Validation is checking of data before the main processing to see that it is acceptable for the process.

Validation may include checks that the data is:

1 In the right format.

2 Of the right type.

3 Complete.

4 Within the range of possible values.

## Examples of validation checks

1 A type check. A set of numbers which are to be totalled can be checked to make sure that:

(a) All the characters are either decimal digits or decimal points.

(b) There is at most one decimal point per number.

2 A range check. The month of a date of birth can be checked to see that it is a whole number between 1 and 12 inclusive.

## Errors in Calculation

Common causes of calculation errors are as follows.

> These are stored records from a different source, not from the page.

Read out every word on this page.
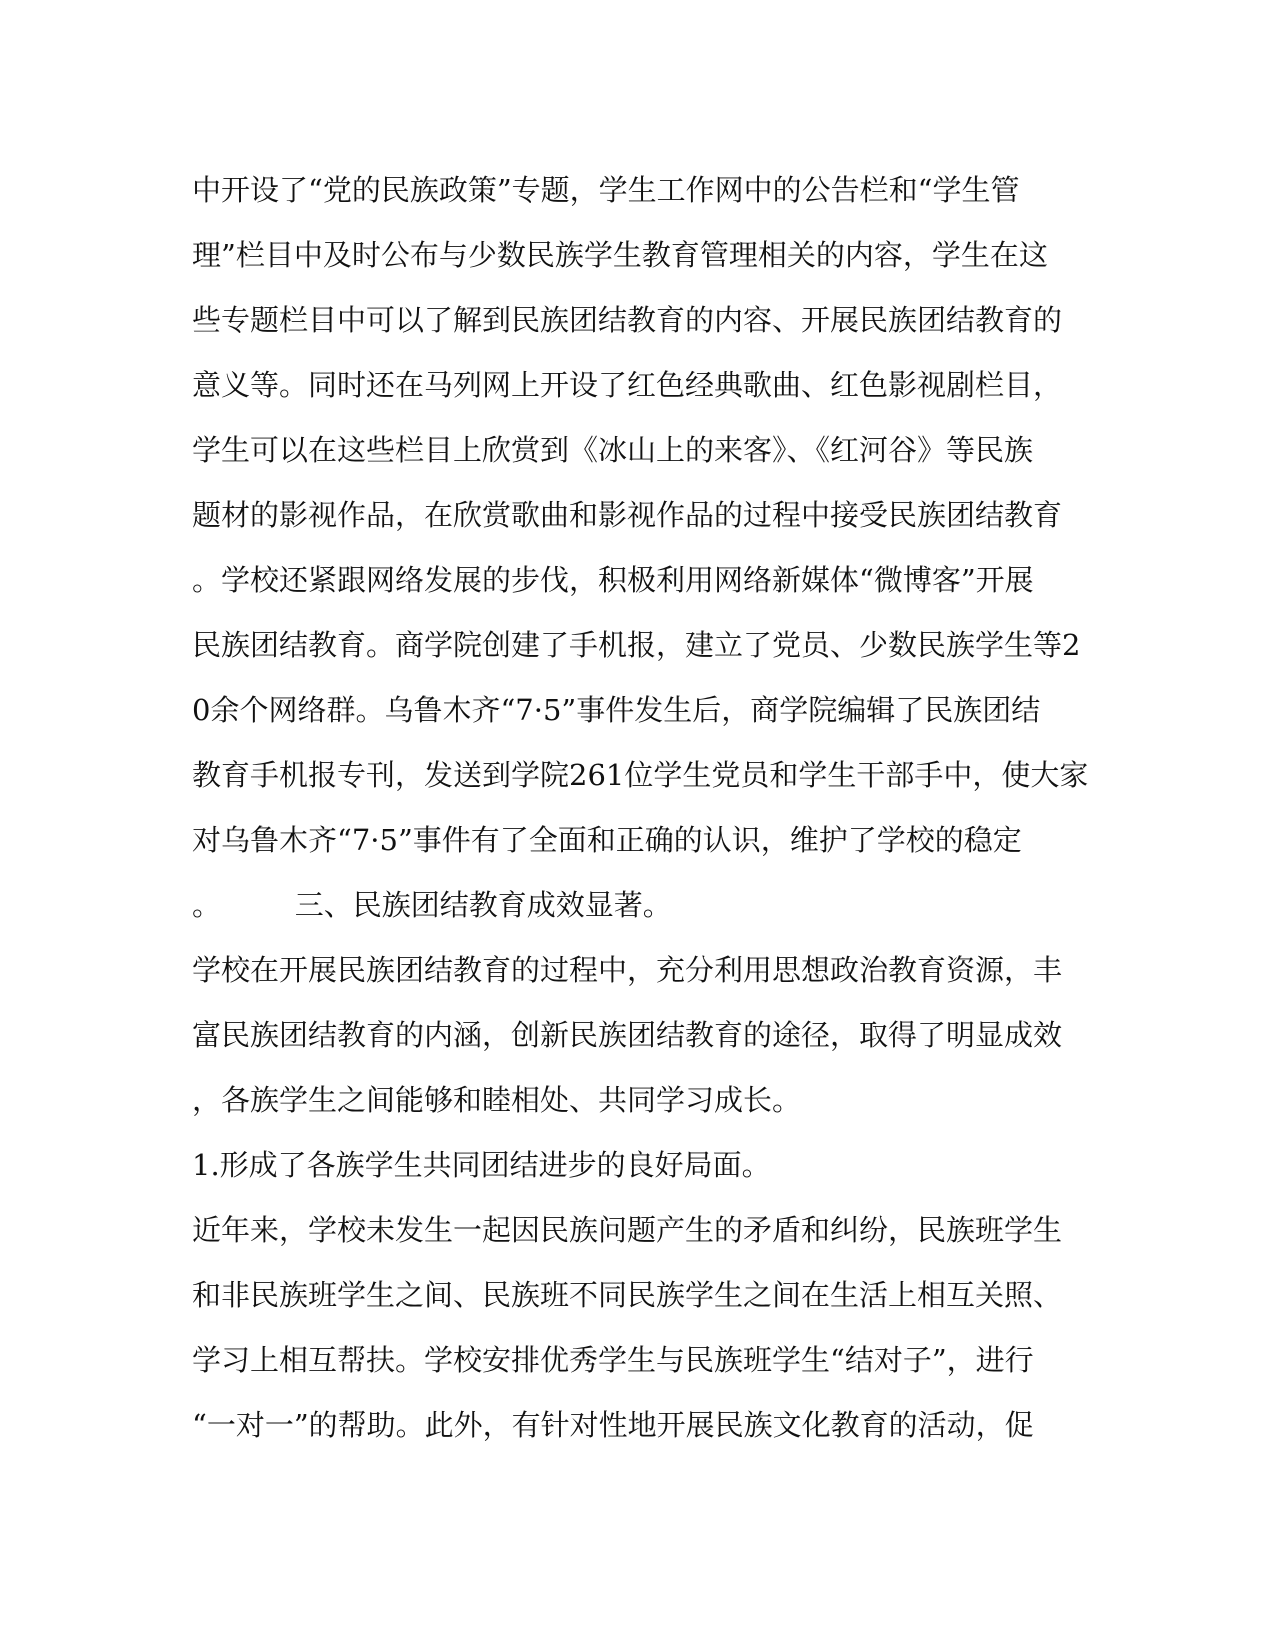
中开设了“党的民族政策”专题，学生工作网中的公告栏和“学生管
理”栏目中及时公布与少数民族学生教育管理相关的内容，学生在这
些专题栏目中可以了解到民族团结教育的内容、开展民族团结教育的
意义等。同时还在马列网上开设了红色经典歌曲、红色影视剧栏目，
学生可以在这些栏目上欣赏到《冰山上的来客》、《红河谷》等民族
题材的影视作品，在欣赏歌曲和影视作品的过程中接受民族团结教育
。学校还紧跟网络发展的步伐，积极利用网络新媒体“微博客”开展
民族团结教育。商学院创建了手机报，建立了党员、少数民族学生等2
0余个网络群。乌鲁木齐“7·5”事件发生后，商学院编辑了民族团结
教育手机报专刊，发送到学院261位学生党员和学生干部手中，使大家
对乌鲁木齐“7·5”事件有了全面和正确的认识，维护了学校的稳定
。        三、民族团结教育成效显著。
学校在开展民族团结教育的过程中，充分利用思想政治教育资源，丰
富民族团结教育的内涵，创新民族团结教育的途径，取得了明显成效
，各族学生之间能够和睦相处、共同学习成长。
1.形成了各族学生共同团结进步的良好局面。
近年来，学校未发生一起因民族问题产生的矛盾和纠纷，民族班学生
和非民族班学生之间、民族班不同民族学生之间在生活上相互关照、
学习上相互帮扶。学校安排优秀学生与民族班学生“结对子”，进行
“一对一”的帮助。此外，有针对性地开展民族文化教育的活动，促
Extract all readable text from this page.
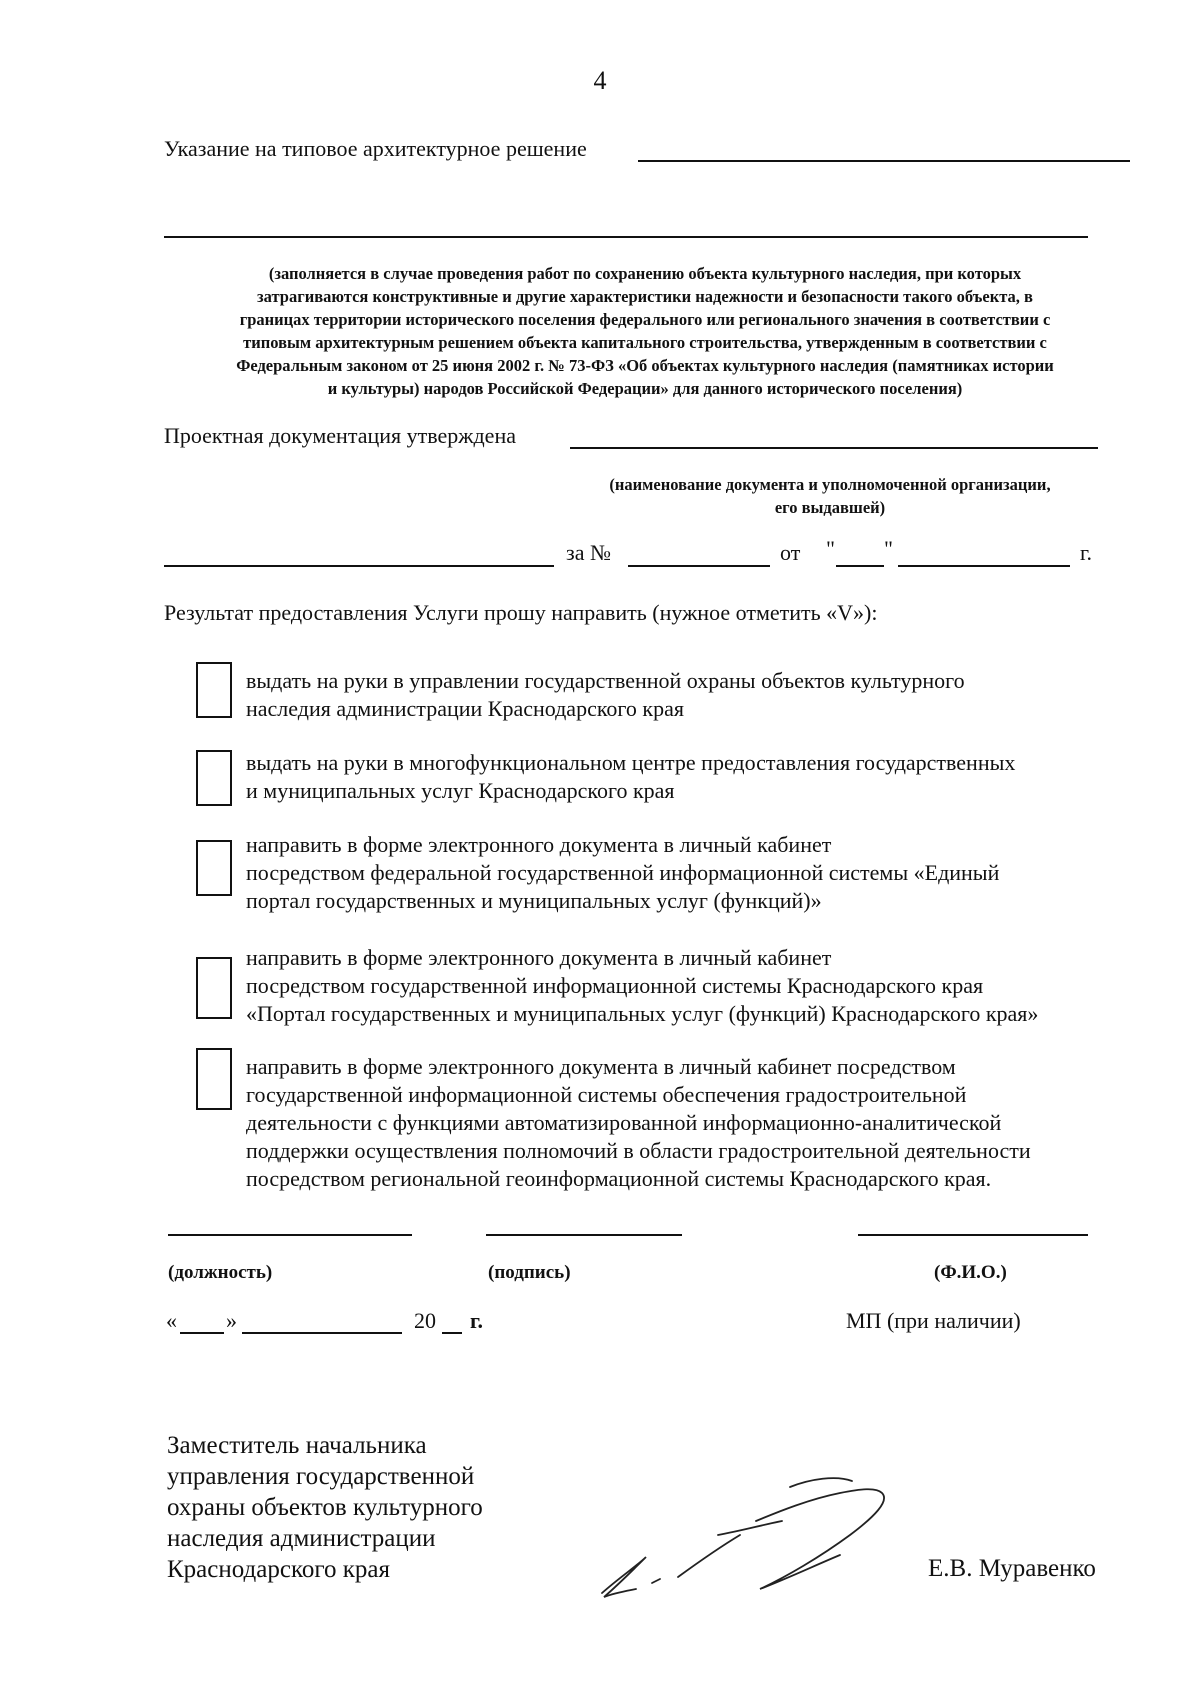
4
Указание на типовое архитектурное решение
(заполняется в случае проведения работ по сохранению объекта культурного наследия, при которых
затрагиваются конструктивные и другие характеристики надежности и безопасности такого объекта, в
границах территории исторического поселения федерального или регионального значения в соответствии с
типовым архитектурным решением объекта капитального строительства, утвержденным в соответствии с
Федеральным законом от 25 июня 2002 г. № 73-ФЗ «Об объектах культурного наследия (памятниках истории
и культуры) народов Российской Федерации» для данного исторического поселения)
Проектная документация утверждена
(наименование документа и уполномоченной организации,
его выдавшей)
за №	от " "	г.
Результат предоставления Услуги прошу направить (нужное отметить «V»):
выдать на руки в управлении государственной охраны объектов культурного
наследия администрации Краснодарского края
выдать на руки в многофункциональном центре предоставления государственных
и муниципальных услуг Краснодарского края
направить в форме электронного документа в личный кабинет
посредством федеральной государственной информационной системы «Единый
портал государственных и муниципальных услуг (функций)»
направить в форме электронного документа в личный кабинет
посредством государственной информационной системы Краснодарского края
«Портал государственных и муниципальных услуг (функций) Краснодарского края»
направить в форме электронного документа в личный кабинет посредством
государственной информационной системы обеспечения градостроительной
деятельности с функциями автоматизированной информационно-аналитической
поддержки осуществления полномочий в области градостроительной деятельности
посредством региональной геоинформационной системы Краснодарского края.
(должность)	(подпись)	(Ф.И.О.)
« »	20 г.	МП (при наличии)
Заместитель начальника
управления государственной
охраны объектов культурного
наследия администрации
Краснодарского края	Е.В. Муравенко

When the program attempts an operation which is impossible

Examples

1 Division by zero.

2 Attempts to find the square root of a negative number.

Note: Usually, in a high level language, attempting either of these operations would result in an execution error message.

## Overflow

This occurs when the result of a calculation is too large for the store reserved for it. In a digital computer only a certain number of bits are used to store any given number.

## Loss of accuracy

This again is because of the limited amount of store available for each number. Each number may be inaccurate because some of its digits cannot be stored. If arithmetic operations are then performed on these inaccurate numbers the result may be even more inaccurate.

If not all of the digits of a number can be stored the number can be truncated or rounded. If a number is truncated the digits which cannot be stored are simply lost. If a number is rounded the last digits which can be stored are adjusted to make the number as accurate as possible.

## Worked question

In a certain machine only 4 digits of any decimal number can be stored. For the numbers 1 53.647 and 2 65.2145 give the result (a) if the numbers are truncated and (b) if they are rounded.

1 (a) 53.647 truncated to 4 figures=53.64. (b) 53.647 rounded to 4 figures=53.65.

2 (a) 65.2145 truncated = 65.21.

(b) 65.2145 rounded = 65.21.